I can hardly pretend surprise that our elected leaders finally abandoned even the pretence of governing the country and embraced again the notion of herd immunity—‘a dangerous and unethical experiment’, as a great many scientists have phrased it— though little over half the population has been fully vaccinated and cases have passed 50,000 in a day, the highest number of new cases anywhere in the world, I notice.

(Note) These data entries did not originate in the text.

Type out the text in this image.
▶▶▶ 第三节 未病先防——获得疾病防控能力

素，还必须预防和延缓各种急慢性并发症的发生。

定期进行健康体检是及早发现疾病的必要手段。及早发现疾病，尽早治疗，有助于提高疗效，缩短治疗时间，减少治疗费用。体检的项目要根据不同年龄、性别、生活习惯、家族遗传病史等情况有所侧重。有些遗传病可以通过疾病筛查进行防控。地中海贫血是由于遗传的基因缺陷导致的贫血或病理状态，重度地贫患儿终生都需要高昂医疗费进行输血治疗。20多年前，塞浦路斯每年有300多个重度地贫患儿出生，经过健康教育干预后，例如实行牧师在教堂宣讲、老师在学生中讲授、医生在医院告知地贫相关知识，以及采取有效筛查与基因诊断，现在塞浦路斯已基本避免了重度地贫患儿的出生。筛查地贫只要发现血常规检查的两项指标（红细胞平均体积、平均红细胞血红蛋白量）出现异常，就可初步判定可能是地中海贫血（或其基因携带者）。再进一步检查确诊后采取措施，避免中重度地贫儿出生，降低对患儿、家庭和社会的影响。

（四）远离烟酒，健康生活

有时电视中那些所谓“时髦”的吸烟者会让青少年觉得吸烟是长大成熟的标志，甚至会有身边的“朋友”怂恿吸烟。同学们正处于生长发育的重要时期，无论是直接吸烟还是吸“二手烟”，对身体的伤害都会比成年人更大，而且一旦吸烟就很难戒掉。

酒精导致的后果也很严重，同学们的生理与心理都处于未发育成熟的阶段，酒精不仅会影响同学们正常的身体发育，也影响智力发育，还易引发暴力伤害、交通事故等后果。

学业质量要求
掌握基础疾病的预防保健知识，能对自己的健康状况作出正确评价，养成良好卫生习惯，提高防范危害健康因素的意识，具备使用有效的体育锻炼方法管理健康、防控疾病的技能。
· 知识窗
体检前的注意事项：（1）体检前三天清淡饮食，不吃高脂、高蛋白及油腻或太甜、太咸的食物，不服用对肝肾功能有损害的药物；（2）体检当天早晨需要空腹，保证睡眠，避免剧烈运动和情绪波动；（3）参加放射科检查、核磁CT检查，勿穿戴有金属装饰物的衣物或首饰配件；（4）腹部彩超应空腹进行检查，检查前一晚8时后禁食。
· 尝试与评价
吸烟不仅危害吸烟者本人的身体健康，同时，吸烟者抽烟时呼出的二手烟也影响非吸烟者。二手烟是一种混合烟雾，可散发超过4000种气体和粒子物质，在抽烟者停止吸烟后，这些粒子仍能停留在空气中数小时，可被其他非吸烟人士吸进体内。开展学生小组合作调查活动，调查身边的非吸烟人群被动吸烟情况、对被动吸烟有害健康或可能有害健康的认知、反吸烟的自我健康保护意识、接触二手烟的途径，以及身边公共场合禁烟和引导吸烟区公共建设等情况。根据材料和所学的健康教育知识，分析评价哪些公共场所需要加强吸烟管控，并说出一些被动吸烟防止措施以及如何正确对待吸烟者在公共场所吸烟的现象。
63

So, after last year’s Eat Out to Help Out the Virus debacle, we have Freedom to Catch and Transmit Covid-19 Day, another cunning wheeze. Tolerant to a fault I may be but I’m getting a bit sick of these people, their latest move to accelerate the privatisation of the National Health Service worthy to be set beside the corruption, the hypocrisy, the casual racism, the fake culture wars and this continuing lethal incompetence. But then I’m also getting a bit sick of the people who go on supporting and enabling them even now, unwilling to hold the guilty to account but perfectly happy to attack other targets they’re cynically diverted towards.

But soft! What light in yonder window breaks?—a call from British Gas to say that an engineer is in our area and could come in the next half-hour. We don masks and confine the cat to another room. The engineer arrives, looks at the leak, goes up to the loft, confirms yes, ball valve in hot water tank, fetches a new one from the van, returns to the loft and soon calls down to me to turn the mains water back on. Moments later the leak, tired of its minor status, transforms into cascade, waterfall, deluge, while the engineer plunges downstairs, shouting ‘Turn it off! Turn it off!’ I turn it off and attend to the explanation about a rare defective ball valve. Pretty small-scale in the light of appalling news from Belgium and Germany but alarming enough.

(William James Müller, ‘A Waterfall’ (sketch: York Art Gallery)

Now he’s capped off  – something or other. The water is turned on, anyway, though not yet the boiler: we’ll wait until Monday and another engineer who’ll finish the job. Plenty of symbolism here, for the augur, the haruspex or even the paranoiac. A drip can become a flood; but a flood can be diverted, even halted. Broadly, we are now, I’d say, mid-flood with more to come. But recovery is possible. It will, though, take at the very least a change of government and a measurable increase in the number of English people willing to live in the twenty-first century rather than some other period of their choice.